Sherelle is seen in a video posted elsewhere online, however, directing any rioting in Milwaukee to “the suburbs.”
So sayeth conservative radio personality Charlie Sykes:
We’ve basically eliminated any of the referees, the gatekeepers. There’s nobody. Let’s say Donald Trump basically makes whatever you want to say, whatever claim he wants to make. And everybody knows it’s a falsehood. The big question of my audience, it is impossible for me to say that, “By the way, you know it’s false.” and they’ll say “Why? I saw it on Allen B West.” Or they’ll say “I saw it on a Facebook page.” And I’ll say “The New York Times did a fact check.” And they’ll say “Oh, that’s The New York Times. That’s bullshit.” There’s nobody – you can’t go to anybody and say, “Look, here are the facts.” And I have to say that’s one of the more disorienting realities of this political year. You can be in this alternative media reality and there’s no way to break through it. And I swam upstream because if I don’t say these things from some of these websites, then suddenly I have sold out. Then they’ll ask what’s wrong with me for not repeating these stories that I know not to be true.
When this is all over, we have to go back. There’s got to be a reckoning on all this. We’ve created this monster. And look, I’m a conservative talk show host. All conservative talk hosts have basically established their brand as being contrasted to the mainstream media. We have spent 20 years demonizing the liberal mainstream media. And by the way, a lot of it has been justifiable. There is real bias.
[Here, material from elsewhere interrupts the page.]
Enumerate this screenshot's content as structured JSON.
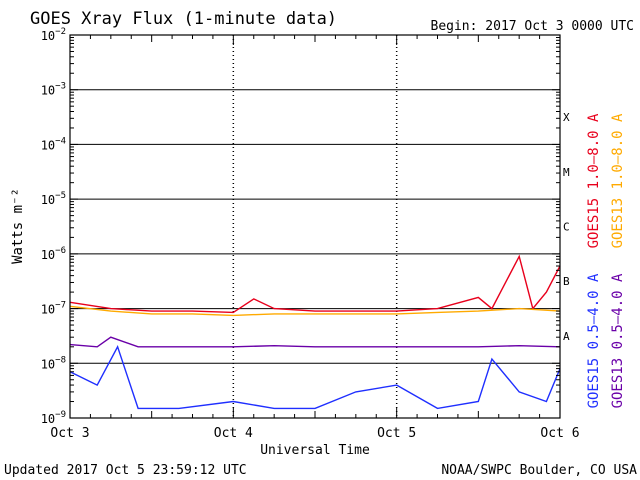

But, at a certain point you realize you have destroyed the credibility of any credible outlet out there. And I am feeling, to a certain extent, that we are reaping the whirlwind at that. And I have to look at the mirror and ask myself, “To what extent did I contribute?” I’ll be honest, the bias of our mainstream media has been a staple for every conservative talk show host, every conservative pundit, for as long as I can remember. Going way back to the 1960s with William F Buckley, Jr.
This is almost a metaphor for larger issues. In the same way that the anti-Trump conservative entertainment weak tore apart the trust in the media they’d need this year, they also tore down the institutional protections and respect that might have prevented his rise to begin with. I’ve previously likened Trump to a virus that succeeded in large part due to a compromised immune system. Among other things, the bullspit detecting antibodies had been obliterated after wave on wave of previous infections.
And so when the media was needed, it wasn’t there in a meaningful extent. It couldn’t penetrate the minds of those who needed to hear it. Their credibility had been destroyed. When “the establishment” sought to stop him, they couldn’t. Their credibility had been destroyed. And the conservative news personalities were disinclined to rain on anybody’s parade.
I’ve been rather hard on Erick Erickson lately, because up until earlier this year he has been among the worst offenders. So it’s a bit rich for him to act as the “principled opposition.” On the other hand, at least he did flip. And when Republican voters needed to hear a particular thing, he tried to tell it.
What I still haven’t seen, except from Sykes above, is any indication that 2016 followed 2015, which followed 2014 and especially 2013. And that these things are related.
William Roper: So, now you give the Devil the benefit of law!
Sir Thomas More: Yes! What would you do? Cut a great road through the law to get after the Devil?
William Roper: Yes, I’d cut down every law in England to do that!
Sir Thomas More: Oh? And when the last law was down, and the Devil turned ’round on you, where would you hide, Roper, the laws all being flat? This country is planted thick with laws, from coast to coast, Man’s laws, not God’s! And if you cut them down, and you’re just the man to do it, do you really think you could stand upright in the winds that would blow then? Yes, I’d give the Devil benefit of law, for my own safety’s sake!